L’une de ces dames mérite bien une mention spéciale pour sa généreuse initiative ; c’est Julienne Houssaie qui, en laissant à la fabrique, en 1672, un legs de 40 livres de rente, exprima le voeu formel que ce fonds fut consacré à payer le loyer « de quelque logement suffisant pour la retraite des pauvres les plus nécessiteux de la ville » (Archives de l’hôpital, série B). Deux chambres situées près des murailles de la ville furent louées sans retard et employées comme elle le souhaitait.

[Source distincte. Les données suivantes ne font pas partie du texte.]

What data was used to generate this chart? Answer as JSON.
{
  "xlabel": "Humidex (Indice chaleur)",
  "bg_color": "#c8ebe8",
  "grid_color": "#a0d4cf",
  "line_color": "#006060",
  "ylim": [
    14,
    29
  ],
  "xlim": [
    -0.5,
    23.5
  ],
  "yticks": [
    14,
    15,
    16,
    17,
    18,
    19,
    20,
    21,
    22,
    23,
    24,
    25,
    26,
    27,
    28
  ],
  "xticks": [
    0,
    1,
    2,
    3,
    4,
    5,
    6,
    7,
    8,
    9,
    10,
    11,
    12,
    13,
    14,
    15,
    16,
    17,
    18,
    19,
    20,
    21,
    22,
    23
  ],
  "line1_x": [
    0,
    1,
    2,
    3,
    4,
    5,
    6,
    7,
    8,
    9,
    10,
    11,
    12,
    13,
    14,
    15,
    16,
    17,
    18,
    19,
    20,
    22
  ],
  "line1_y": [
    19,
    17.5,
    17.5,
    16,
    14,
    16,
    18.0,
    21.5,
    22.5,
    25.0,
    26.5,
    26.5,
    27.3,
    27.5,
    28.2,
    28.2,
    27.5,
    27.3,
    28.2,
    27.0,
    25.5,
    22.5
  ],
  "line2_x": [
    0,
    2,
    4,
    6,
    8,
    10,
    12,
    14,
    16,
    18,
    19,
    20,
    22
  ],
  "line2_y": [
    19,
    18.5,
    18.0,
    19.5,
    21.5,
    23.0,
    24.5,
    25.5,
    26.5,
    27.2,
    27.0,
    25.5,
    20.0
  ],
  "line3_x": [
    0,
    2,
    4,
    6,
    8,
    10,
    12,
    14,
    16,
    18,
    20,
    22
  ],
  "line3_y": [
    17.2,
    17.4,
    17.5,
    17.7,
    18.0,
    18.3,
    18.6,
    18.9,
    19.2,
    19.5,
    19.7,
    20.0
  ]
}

Les bases de l’institution une fois posées, l’idée de la développer fit d’elle-même son chemin et s’imposa à tous les esprits soucieux du bien public. En 1677 toute hésitation était dissipée quand le conseil de ville s’assembla pour étudier la question des voies et moyens de fonder un asile municipal ; les délibérants donnèrent leur assentiment au projet et convinrent que des démarches seraient tentées près de toutes les personnes riches et aisées pour solliciter le concours de leurs offrandes. M. Chotard, intendant du prince de Condé, M. Mathurin Doultremer, sieur de Belestre, qui ambitionnait l’honneur de diriger l’entreprise, et M. Hébert se chargèrent de quêter dans la ville et les faubourgs. Le produit de leurs collectes fut assez abondant pour couvrir les frais des constructions qui furent élevées de 1676 à 1680 sur le terrain qu’on avait acquis près de la porte de Couëré (Histoire de Châteaubriant, p. 449). Le prince de Condé, pour sa cotisation, permit de prendre dans ses forêts le bois de chêne de la principale charpente et d’extraire des fossés du château la pierre nécessaire à la confection des murs (Comptes du miseur, 1er cahier. - Archives de l’hôpital).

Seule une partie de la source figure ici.